March 31, 2009
It’s really a simple day; nothing unusual at all to the common Barcelona university student. But to me, a lot has changed with the inclusion of a few tiny differences in my day. I met a really nice girl in my Literature and Cinema class today– more friendly than the Catalans had me accustomed to. And I was so excited about having spoken to a Spanish student (in the classroom setting) for more than 1 minute that I felt emboldened to explore the building more. Usually I just go straight out to eat after my class (partly for hunger and partly because the building is hard to navigate and I’m afraid of embarrassing myself), and then bike across the city to my next class. But today, it was raining– a fairly rare ocurrence in Barcelona– something I didn’t really notice until I came outside and realized my own shock. It hadn’t even ocurred to me that sitting outside to eat lunch was a plan that could ever be deterred.

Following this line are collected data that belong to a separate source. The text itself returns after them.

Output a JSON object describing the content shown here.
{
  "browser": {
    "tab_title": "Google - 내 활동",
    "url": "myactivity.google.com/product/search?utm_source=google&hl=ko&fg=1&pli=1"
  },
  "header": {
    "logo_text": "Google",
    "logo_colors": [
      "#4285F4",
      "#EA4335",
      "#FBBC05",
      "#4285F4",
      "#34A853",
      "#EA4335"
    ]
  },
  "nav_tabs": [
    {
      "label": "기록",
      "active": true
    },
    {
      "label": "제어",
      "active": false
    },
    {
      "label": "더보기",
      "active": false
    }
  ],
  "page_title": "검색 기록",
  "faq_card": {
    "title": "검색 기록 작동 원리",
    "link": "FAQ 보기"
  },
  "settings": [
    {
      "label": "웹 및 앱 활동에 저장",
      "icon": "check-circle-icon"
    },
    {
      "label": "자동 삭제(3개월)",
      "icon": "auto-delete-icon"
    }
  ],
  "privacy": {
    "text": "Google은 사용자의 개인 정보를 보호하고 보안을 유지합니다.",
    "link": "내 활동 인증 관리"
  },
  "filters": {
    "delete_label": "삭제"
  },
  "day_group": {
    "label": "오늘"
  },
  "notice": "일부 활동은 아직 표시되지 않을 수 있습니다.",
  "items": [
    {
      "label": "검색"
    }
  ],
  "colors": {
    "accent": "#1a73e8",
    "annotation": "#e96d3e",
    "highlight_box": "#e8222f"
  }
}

So that meant I had to stay in the building for a while. With the warm pleasure of having conducted a conversation in Spanish with absolutely no flaws or hesitation (for the first time ever!), I sat down outside the cafeteria on the basement level, next to all the other students I was pleasantly surprised to see eating and chatting in the hallway as well. I hadn’t expected this as I turned the corner past the cafeteria– eating is serious business here, and you don’t do it in public or ‘on the go’. Only “tranquilo”. How nice to encounter this casualness. And I thought, “casualness is the key, isn’t it?” Why was I able to speak so well in Spanish all of a sudden? Because for once I didn’t get nervous. That’s always what messes you up: I think my pronunciation always falters when I’m a bit on edge. Even understanding the professor (in Catalan) was easier today! Your brain just benefits from a calmer disposition. Of course, you can only get to this point by having spent time in the “adaptation” phase, during which I compulsively tried to record every new word I heard in my brain; but it’s important to keep this advantage of demeanor in mind. And I thought to myself, maybe the Spaniards really are onto something with this “tranquilo” attitude, that all of us Americans attribute to the inefficient bureaucracy and long waits at restaurants. (Ariel commented on this phenomenon in Latin America as well.) But it just makes everything easier. It’s amazing. Not only have I made my language acquisition smoother, but I made a friend!
With the same casual attitude a Spaniard in Barcelona would have answered a Catalan question in Spanish, I simply told the girl when the paper was due, not even flinching at the switch in language. I told her how the teacher didn’t care about the exact date, and Estèr commented that the she was maja, a slang word I internally rejoiced at having recognized. I agreed, and she asked me where I was from. For some strange reason, Barcelonans are always really impressed when i say I’m from New York City: “Qué guay!” (“How cool!”) It’s as if the greatest aspiration of any place is to be as urban as the city of cities– an interesting attitude as well, which I find quite different from the US. A lot of Americans would be proud of their rural origins, might even detest the noise and grime of “the city”. But Europe is an urban continent; its history is the development of cities, and the country is where you go for summer vacation. There’s no suburban in-between; the city is where you find life. And life is what the Spanish seem to enjoy.
Estèr told me that if I ever needed anything, I should let her know. And I thought “Tranquila. There’s nothing I need now.”